ChunkExtractor splits text into smaller chunks. The input to this extractor can be from any source which produces text, with a mime type text/plain. The chunk extractor can be configured to use one of the many chunking strategies available. We use Langchain under the hood in this extractor.

LLM

This is a LLM based Extractor that supports multiple LLMs. The extractor uses OpenAI by default, with ability to use other LLMs as well and works on the Content of previous extractor as message, however we can manually overwrite prompt and message. We support Gemini 1.5 Pro which has 1 million token context window that can process vast amounts of information in one go — including 11 hours of audio transcript, codebases with over 30,000 lines of code or over 700,000 words. We also support using any open source LLM from Hugging Face if you want to run locally.

Schema

This is a LLM based Schema Extractor that supports multiple LLMs.
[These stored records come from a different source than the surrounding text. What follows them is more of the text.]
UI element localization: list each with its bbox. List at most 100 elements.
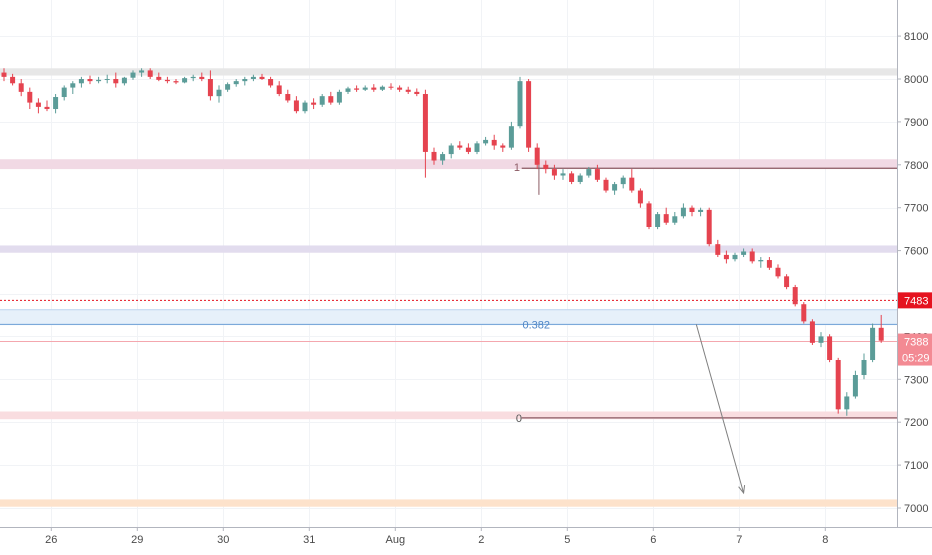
candle [474, 141, 480, 155]
candle [483, 136, 489, 146]
time-tick-label: 5 [564, 534, 570, 546]
candle [827, 334, 833, 363]
candle [749, 248, 755, 264]
candle-body [551, 169, 557, 176]
candle-body [749, 251, 755, 262]
candle [113, 72, 119, 88]
candle-body [603, 179, 609, 191]
candle [698, 207, 704, 217]
candle-body [483, 139, 489, 144]
countdown-label: 05:29 [902, 353, 930, 365]
candle [766, 257, 772, 270]
price-tick-label: 7200 [904, 417, 928, 429]
candle-body [827, 336, 833, 360]
candle [517, 76, 523, 129]
candle [844, 392, 850, 416]
candle-body [792, 287, 798, 305]
candle-body [405, 89, 411, 92]
candle-body [242, 79, 248, 82]
candle-body [207, 79, 213, 97]
candle [44, 100, 50, 112]
candle [388, 83, 394, 90]
candle [173, 79, 179, 85]
candle-body [517, 81, 523, 127]
time-tick-label: 6 [650, 534, 656, 546]
candle-body [706, 209, 712, 245]
candle [586, 166, 592, 178]
candle-body [663, 214, 669, 223]
price-axis[interactable]: 8100800079007800770076007400730072007100… [897, 31, 928, 515]
candle-body [319, 96, 325, 105]
candle [852, 370, 858, 399]
projection-arrow-line [695, 324, 745, 494]
price-tick-label: 8000 [904, 74, 928, 86]
candle-body [620, 177, 626, 185]
candle-body [216, 89, 222, 97]
candle-body [259, 76, 265, 79]
candle-body [784, 276, 790, 288]
candle [414, 88, 420, 97]
candle-body [104, 79, 110, 80]
candle-body [96, 79, 102, 82]
candle [629, 169, 635, 193]
candle [577, 173, 583, 185]
candle-body [835, 359, 841, 410]
candle-body [655, 214, 661, 228]
candle [801, 302, 807, 324]
candle [268, 76, 274, 88]
time-tick-label: Aug [386, 534, 406, 546]
time-tick-label: 8 [822, 534, 828, 546]
candle-body [233, 81, 239, 85]
candle-body [388, 86, 394, 88]
candle-body [732, 254, 738, 260]
candle-body [379, 86, 385, 90]
candle-body [801, 304, 807, 322]
candle [861, 353, 867, 380]
candle-body [78, 79, 84, 84]
time-axis[interactable]: 26 29 30 31 Aug 2 5 6 7 8 [45, 527, 828, 546]
candle-body [35, 102, 41, 107]
candle-body [543, 164, 549, 170]
candle [1, 68, 7, 82]
candle-body [302, 102, 308, 112]
candle [225, 82, 231, 92]
candle-body [715, 244, 721, 255]
candle-body [844, 396, 850, 410]
candle-body [61, 87, 67, 98]
candle-body [491, 139, 497, 146]
candle [259, 73, 265, 80]
candle-body [182, 78, 188, 83]
candle [405, 86, 411, 95]
fib-0382-label: 0.382 [522, 319, 550, 331]
candle [293, 96, 299, 114]
candle [792, 284, 798, 307]
time-tick-label: 2 [478, 534, 484, 546]
candle [655, 211, 661, 230]
candle [96, 76, 102, 84]
candle [302, 100, 308, 114]
candle [620, 175, 626, 189]
candle-body [422, 94, 428, 152]
candle [560, 169, 566, 180]
candle-body [870, 327, 876, 360]
candle [680, 203, 686, 219]
last-price-tag [898, 333, 932, 366]
candle-body [354, 88, 360, 90]
candle [156, 72, 162, 82]
candle-body [534, 147, 540, 165]
time-tick-label: 29 [131, 534, 143, 546]
candle-body [689, 207, 695, 212]
candle-body [139, 70, 145, 73]
candle-body [758, 260, 764, 262]
candle [345, 86, 351, 95]
candle-body [276, 85, 282, 95]
price-tick-label: 7700 [904, 203, 928, 215]
candle [354, 85, 360, 92]
alert-price-tag [898, 292, 932, 309]
candle-body [70, 83, 76, 88]
candle-body [130, 72, 136, 78]
candle [18, 79, 24, 97]
candle [199, 72, 205, 82]
candle-body [465, 147, 471, 152]
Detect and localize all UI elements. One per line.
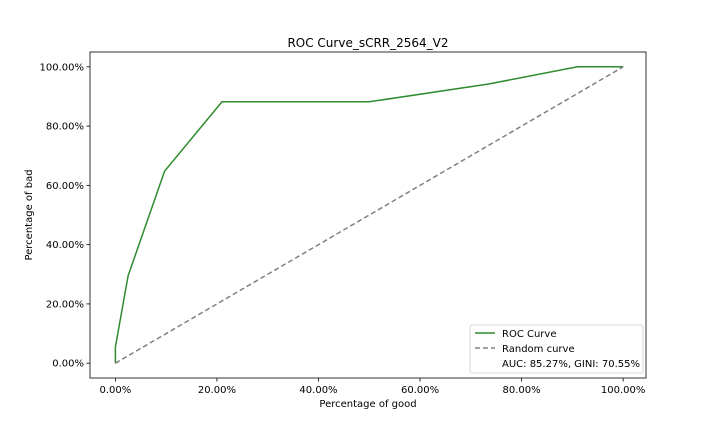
x-tick-label: 80.00% bbox=[503, 385, 541, 396]
legend-box bbox=[469, 324, 644, 374]
y-tick-label: 80.00% bbox=[46, 122, 84, 133]
legend: ROC Curve Random curve AUC: 85.27%, GINI… bbox=[469, 324, 644, 374]
y-tick-label: 60.00% bbox=[46, 181, 84, 192]
x-tick-label: 0.00% bbox=[99, 385, 131, 396]
legend-roc-label: ROC Curve bbox=[502, 329, 556, 340]
legend-auc-gini: AUC: 85.27%, GINI: 70.55% bbox=[502, 359, 640, 370]
y-tick-label: 100.00% bbox=[40, 62, 85, 73]
y-tick-label: 40.00% bbox=[46, 240, 84, 251]
x-tick-label: 20.00% bbox=[198, 385, 236, 396]
x-tick-label: 60.00% bbox=[401, 385, 439, 396]
series-line-random-curve bbox=[115, 66, 624, 364]
x-tick-label: 100.00% bbox=[601, 385, 646, 396]
series-line-roc-curve bbox=[114, 66, 624, 364]
chart-title: ROC Curve_sCRR_2564_V2 bbox=[287, 36, 448, 50]
plot-frame bbox=[89, 51, 647, 379]
y-tick-label: 20.00% bbox=[46, 299, 84, 310]
x-axis-label: Percentage of good bbox=[319, 399, 416, 410]
y-axis-label: Percentage of bad bbox=[24, 169, 35, 260]
x-tick-label: 40.00% bbox=[299, 385, 337, 396]
legend-random-label: Random curve bbox=[502, 344, 575, 355]
y-tick-label: 0.00% bbox=[52, 359, 84, 370]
It accepts a user provided JSON Schema and extracts information from text passed into it to the schema. The extractor uses OpenAI by default, with ability to use other LLMs as well. We support Gemini 1.5 Pro which has 1 million token context window that can process vast amounts of information in one go — including 11 hours of audio transcript, codebases with over 30,000 lines of code or over 700,000 words. We also support using any open source LLM from Hugging Face if you want to run locally.

This is inspired by Instructor from @jxnlco. We support instructor too by pickling the user provided pydantic model into the Instructor extractor. This extractor doesn't depend on pickling and only uses JSON schema which is easier to work with in distributed production deployments.